Thu, 03 Sep 2015 04:18:56 CDT

Judge Says No to Lesser Prairie Chicken Threatened Status An attempt to list the Lesser Prairie Chicken by the U.S. Fish and Wildlife Service as threatened under the Endangered Species Act has been invalidated because the agency did not consider the conservation efforts of the landowners in the five states where the chicken resides.

In a 29-page ruling Tuesday, U.S. District Court Judge Robert Junell found the Fish and Wildlife Service didn’t follow their own rule for evaluating conservation efforts when making listing decisions about the lesser prairie chicken. You can review the full order by clicking on the PDF link at the bottom of this story.

Junell says not following their own rules caused the agency to arbitrarily and capriciously” list the lesser prairie chicken as a threatened species.


The plaintiffs in the case were the Permian Basin Petroleum Association and four New Mexico counties. Defendants were the Fish and Wildlife Service, FWS Director Daniel Ashe, the Department of the Interior and Interior Secretary Sally Jewell.


The plaintiffs challenged whether the FWS followed its own rules, properly explained its decision and responded to the plaintiffs’ concerns. While the judge sided with the plaintiffs on the first claim, he ruled in favor of the defendants in the other two claims.


The Fish and Wildlife Service has said the “threatened” listing last year was the result of a steep decline in the bird’s population in recent years. Five states are home to the lesser prairie chicken: Kansas, Colorado, New Mexico, Oklahoma and Texas.

However, a recent aerial survey by the Western Association of Fish and Wildlife Association found an estimated 29,162 lesser prairie chickens, an increase from 19,643 in 2013 and 23,363 in 2014.

House Natural Resources Committee chair Rob Bishop, R-Utah, released a statement today in support of the court and accusing FWS of “illegally steamrolling states by their own secret rules.”

“This is exactly why the House passed provisions to stop FWS from undoing the states' conservation work on both the lesser prairie chicken and the sage grouse,” Bishop said. An FWS listing decision on the greater sage grouse is due by Sept. 30.

Senate Environment and Public Works Committee chair and Oklahoma Republican Jim Inhofe concurred with Bishop, claiming the lesser prairie chicken's population has actually grown by 20 percent since 2014.

“The increase in LPC (lesser prairie chicken) population shows that states, industry, and farmers have proven their ability to steward their land and successfully conserve the LPS population without the need for big government interference,” Inhofe said.

In addition, he continued, “Oklahoma and four other states in the LPC's range established non-federal conservation plans prior to the administration's decision to list the species” that FWS should have given more consideration.

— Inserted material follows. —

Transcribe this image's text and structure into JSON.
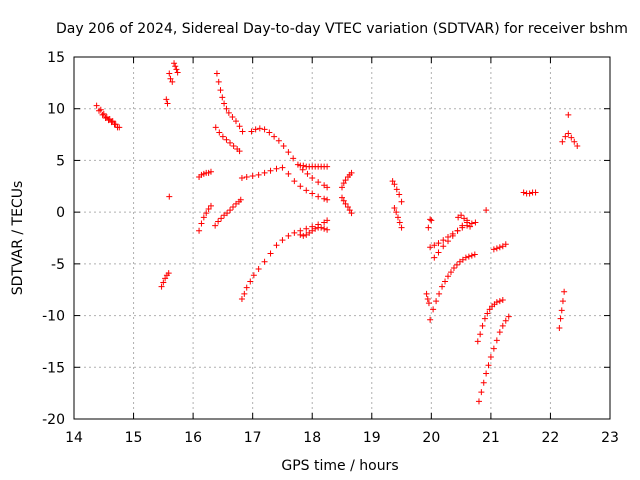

Earlier this year- four of the five US House members from Oklahoma promoted an amendement that would have tied the hands of the Fish and Wildlife Service in additional actions that could result in the species being declared endangered. The group of Oklahoma Republicans proposed an amendment that would block the re-listing of the prairie chicken on the endangered species list until 2021, unless the Interior secretary determines that a conservation plan is not working.

The measure was touted by Oklahoma Republican Reps. Frank Lucas, Jim Bridenstine, Markwayne Mullin, and Steve Russell- it was approved by the House in May of this year.